REALITY CHECK: At one point while reporting on Chechen resistance fighters (page 1), the Monitor's Scott Peterson was enjoying a car ride through southern Chechnya. "The lush green setting reminded me of Dorset, England, where my wife is from," says Scott. Then his Chechen driver pointed to a lone tree in a field where, he said, a Russian armored personnel carrier had parked during the first war in Chechnya, 1994-96. Then, he pointed to a nearby copse of trees and told Scott, "It was there that I had a brief stint as a sniper. I took two shots at the Russian soldiers," he said. "Did you hit anyone?" Scott asked. "I hope so," said the Chechen. "It was a chilling reminder of where I was," says Scott.

IN THE LINE OF FIRE: For journalists covering clashes involving the Israeli army, the shooting standards and practices are not merely academic (page 1). "For me, and many colleagues, the biggest fear while in the West Bank and Gaza Strip is that we will become victims of either Israeli troops or a Palestinian drive-by shooter," says reporter Ben Lynfield. Ben typically dons a "flak jacket," or armored vest, when venturing into regions where gunfire is likely. Even so, like most print reporters, he positions himself a safe distance from Palestinian demonstrations. Photojournalists and television reporters often have to get closer.

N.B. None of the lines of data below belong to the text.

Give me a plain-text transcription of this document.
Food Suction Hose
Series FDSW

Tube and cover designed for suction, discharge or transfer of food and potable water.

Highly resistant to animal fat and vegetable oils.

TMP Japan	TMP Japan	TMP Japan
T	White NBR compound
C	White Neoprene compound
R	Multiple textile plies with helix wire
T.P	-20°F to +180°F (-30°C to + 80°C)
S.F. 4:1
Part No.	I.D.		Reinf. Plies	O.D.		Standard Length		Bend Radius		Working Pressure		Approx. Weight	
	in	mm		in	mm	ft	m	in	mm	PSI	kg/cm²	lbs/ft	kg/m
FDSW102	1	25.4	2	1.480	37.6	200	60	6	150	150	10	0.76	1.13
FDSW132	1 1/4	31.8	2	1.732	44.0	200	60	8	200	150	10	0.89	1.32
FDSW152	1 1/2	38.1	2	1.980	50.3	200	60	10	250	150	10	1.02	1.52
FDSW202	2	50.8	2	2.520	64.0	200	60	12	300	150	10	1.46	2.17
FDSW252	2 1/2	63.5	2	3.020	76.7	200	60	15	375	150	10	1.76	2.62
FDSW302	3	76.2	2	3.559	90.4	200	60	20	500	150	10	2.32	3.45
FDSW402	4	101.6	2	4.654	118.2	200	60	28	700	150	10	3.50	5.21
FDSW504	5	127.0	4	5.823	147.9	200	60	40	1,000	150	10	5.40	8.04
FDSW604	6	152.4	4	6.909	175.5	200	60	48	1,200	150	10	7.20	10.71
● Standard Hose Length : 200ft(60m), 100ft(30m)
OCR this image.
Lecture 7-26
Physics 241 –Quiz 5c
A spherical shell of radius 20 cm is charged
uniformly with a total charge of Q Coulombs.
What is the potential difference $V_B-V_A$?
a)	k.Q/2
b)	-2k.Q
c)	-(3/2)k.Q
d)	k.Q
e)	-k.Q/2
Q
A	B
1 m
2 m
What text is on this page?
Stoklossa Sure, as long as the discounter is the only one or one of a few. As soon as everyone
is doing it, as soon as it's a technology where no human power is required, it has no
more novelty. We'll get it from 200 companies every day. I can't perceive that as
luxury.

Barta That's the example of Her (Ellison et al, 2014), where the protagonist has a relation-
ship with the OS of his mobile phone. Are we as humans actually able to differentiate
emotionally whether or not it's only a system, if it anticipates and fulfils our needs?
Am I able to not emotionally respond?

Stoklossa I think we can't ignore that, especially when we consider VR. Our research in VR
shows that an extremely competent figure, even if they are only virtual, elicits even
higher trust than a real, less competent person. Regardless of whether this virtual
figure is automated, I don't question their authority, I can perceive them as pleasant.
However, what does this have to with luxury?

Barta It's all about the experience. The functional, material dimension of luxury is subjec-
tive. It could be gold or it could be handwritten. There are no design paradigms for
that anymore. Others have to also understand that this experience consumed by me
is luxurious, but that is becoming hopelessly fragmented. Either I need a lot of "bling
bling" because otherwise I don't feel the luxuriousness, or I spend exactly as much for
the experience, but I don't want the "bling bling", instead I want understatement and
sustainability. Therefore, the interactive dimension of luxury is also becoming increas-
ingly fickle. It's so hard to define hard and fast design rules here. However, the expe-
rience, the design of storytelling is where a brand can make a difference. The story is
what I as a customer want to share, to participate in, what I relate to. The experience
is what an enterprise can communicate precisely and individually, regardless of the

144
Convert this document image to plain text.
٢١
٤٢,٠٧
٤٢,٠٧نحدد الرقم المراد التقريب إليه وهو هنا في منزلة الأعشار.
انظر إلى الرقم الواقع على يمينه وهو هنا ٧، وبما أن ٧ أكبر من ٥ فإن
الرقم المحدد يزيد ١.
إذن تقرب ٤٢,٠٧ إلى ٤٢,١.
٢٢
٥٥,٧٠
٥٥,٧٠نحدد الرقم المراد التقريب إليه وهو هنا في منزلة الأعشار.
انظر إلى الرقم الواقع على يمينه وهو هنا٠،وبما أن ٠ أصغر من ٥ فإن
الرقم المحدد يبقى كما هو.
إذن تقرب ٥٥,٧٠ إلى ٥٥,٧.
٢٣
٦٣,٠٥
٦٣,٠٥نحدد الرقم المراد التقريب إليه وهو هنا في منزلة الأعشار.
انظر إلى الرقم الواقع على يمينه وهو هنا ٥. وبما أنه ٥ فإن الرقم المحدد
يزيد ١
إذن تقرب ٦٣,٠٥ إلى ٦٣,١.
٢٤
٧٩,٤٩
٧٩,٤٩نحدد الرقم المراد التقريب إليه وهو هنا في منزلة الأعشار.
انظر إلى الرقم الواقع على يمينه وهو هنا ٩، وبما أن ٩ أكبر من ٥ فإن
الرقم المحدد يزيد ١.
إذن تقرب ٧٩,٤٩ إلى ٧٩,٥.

There have been nine cases of journalists being shot at close range by Israeli troops, when there was no exchange of fire and where the journalists were identifiable as such, according to the Foreign Press Association in Israel. Eight of those nine were broadcast journalists or photographers. In the latest shooting, last week, French journalist Bertrand Aguirre of TF1 television was shot in the chest. He was wearing a bullet-proof vest and was not seriously injured. Israeli officials have opened an investigation of the incident.